Con el bote destruido, cada persona intentó aferrarse a lo que pudiera para no hundirse. Chalecos salvavidas, restos de la embarcación y cualquier objeto flotante se volvieron la única esperanza en medio del agua. La escena fue caótica: turistas llorando, personas con calambres, otras vomitando por el oleaje, dos embarazadas atrapadas en medio de la desesperación y el temor constante de no ser vistos por nadie. La pareja recordó que, durante esas horas eternas, muchos comenzaron a rezar convencidos de que podían no salir con vida.
Uno de los momentos más angustiantes llegó cuando, después de largo rato en el agua, una embarcación pasó cerca pero no logró verlos. La sensación de abandono creció todavía más. Incluso, aunque uno de los turistas consiguió señal en su celular y pudo pedir ayuda, el ruido, el oleaje y la falta de ubicación precisa complicaron el rescate. A esa altura, el grupo ya estaba completamente agotado y luchaba no solo contra el mar, sino también contra el pánico.
Cuando todo parecía perdido, apareció un pescador que, según contaron, ni siquiera debía estar en esa zona. El hombre se habría desviado de su ruta por el mal clima y terminó encontrándose con la escena que podía haber acabado en tragedia. Aunque su lancha era demasiado pequeña para subir a todos, decidió quedarse cerca de los náufragos para evitar que el oleaje los dispersara y facilitar el operativo de rescate. Su intervención fue decisiva para que las autoridades pudieran ubicarlos a tiempo.
Finalmente, tras cerca de tres horas en mar abierto, la Armada colombiana llegó al lugar y logró rescatar a todos los pasajeros y tripulantes. A pesar del dramatismo del episodio, no hubo víctimas fatales, aunque varios resultaron con golpes, cortes y un fuerte shock emocional. Lo más insólito, según contaron los sobrevivientes, fue que luego del rescate la agencia todavía les ofreció continuar con la excursión, una propuesta que nadie estuvo dispuesto a aceptar.

Como si el horror no hubiera sido suficiente, la pareja también perdió pertenencias personales en el agua, entre ellas documentos y hasta el anillo de casado de José.

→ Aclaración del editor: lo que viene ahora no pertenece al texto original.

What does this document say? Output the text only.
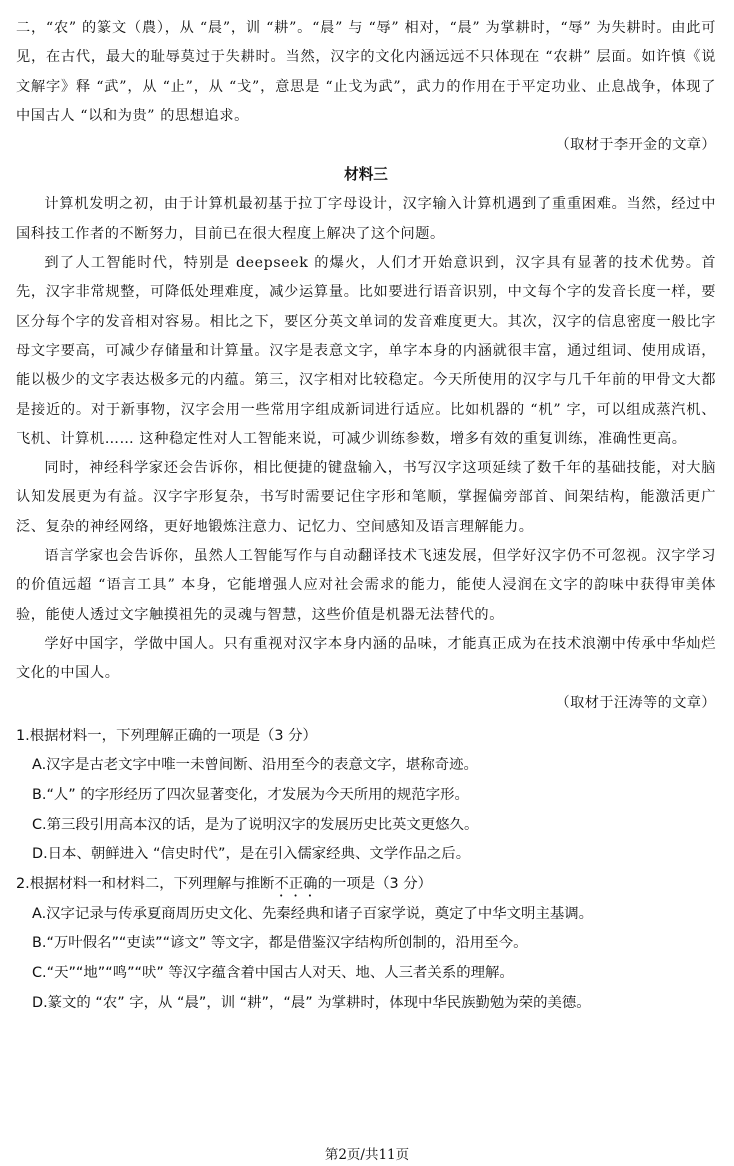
二，“农” 的篆文（農），从 “晨”，训 “耕”。“晨” 与 “辱” 相对，“晨” 为掌耕时，“辱” 为失耕时。由此可见，在古代，最大的耻辱莫过于失耕时。当然，汉字的文化内涵远远不只体现在 “农耕” 层面。如许慎《说文解字》释 “武”，从 “止”，从 “戈”，意思是 “止戈为武”，武力的作用在于平定功业、止息战争，体现了中国古人 “以和为贵” 的思想追求。

（取材于李开金的文章）

材料三

计算机发明之初，由于计算机最初基于拉丁字母设计，汉字输入计算机遇到了重重困难。当然，经过中国科技工作者的不断努力，目前已在很大程度上解决了这个问题。

到了人工智能时代，特别是 deepseek 的爆火，人们才开始意识到，汉字具有显著的技术优势。首先，汉字非常规整，可降低处理难度，减少运算量。比如要进行语音识别，中文每个字的发音长度一样，要区分每个字的发音相对容易。相比之下，要区分英文单词的发音难度更大。其次，汉字的信息密度一般比字母文字要高，可减少存储量和计算量。汉字是表意文字，单字本身的内涵就很丰富，通过组词、使用成语，能以极少的文字表达极多元的内蕴。第三，汉字相对比较稳定。今天所使用的汉字与几千年前的甲骨文大都是接近的。对于新事物，汉字会用一些常用字组成新词进行适应。比如机器的 “机” 字，可以组成蒸汽机、飞机、计算机…… 这种稳定性对人工智能来说，可减少训练参数，增多有效的重复训练，准确性更高。

同时，神经科学家还会告诉你，相比便捷的键盘输入，书写汉字这项延续了数千年的基础技能，对大脑认知发展更为有益。汉字字形复杂，书写时需要记住字形和笔顺，掌握偏旁部首、间架结构，能激活更广泛、复杂的神经网络，更好地锻炼注意力、记忆力、空间感知及语言理解能力。

语言学家也会告诉你，虽然人工智能写作与自动翻译技术飞速发展，但学好汉字仍不可忽视。汉字学习的价值远超 “语言工具” 本身，它能增强人应对社会需求的能力，能使人浸润在文字的韵味中获得审美体验，能使人透过文字触摸祖先的灵魂与智慧，这些价值是机器无法替代的。

学好中国字，学做中国人。只有重视对汉字本身内涵的品味，才能真正成为在技术浪潮中传承中华灿烂文化的中国人。

（取材于汪涛等的文章）

1.根据材料一，下列理解正确的一项是（3 分）

A.汉字是古老文字中唯一未曾间断、沿用至今的表意文字，堪称奇迹。

B.“人” 的字形经历了四次显著变化，才发展为今天所用的规范字形。

C.第三段引用高本汉的话，是为了说明汉字的发展历史比英文更悠久。

D.日本、朝鲜进入 “信史时代”，是在引入儒家经典、文学作品之后。

2.根据材料一和材料二，下列理解与推断不正确的一项是（3 分）

A.汉字记录与传承夏商周历史文化、先秦经典和诸子百家学说，奠定了中华文明主基调。

B.“万叶假名”“吏读”“谚文” 等文字，都是借鉴汉字结构所创制的，沿用至今。

C.“天”“地”“鸣”“吠” 等汉字蕴含着中国古人对天、地、人三者关系的理解。

D.篆文的 “农” 字，从 “晨”，训 “耕”，“晨” 为掌耕时，体现中华民族勤勉为荣的美德。

第2页/共11页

Ya a salvo, y todavía intentando procesar lo vivido, él bromeó con una frase que resumió el absurdo de la experiencia: después de sobrevivir a semejante pesadilla, tal vez les tocará casarse de nuevo.
Lo que debía ser el inicio perfecto de una nueva vida juntos terminó siendo una de esas historias que parecen sacadas de una película. Pero esta vez fue real: un viaje soñado, una lancha que se partió en dos, tres horas flotando en el Caribe y una pareja que volvió con vida para contarlo.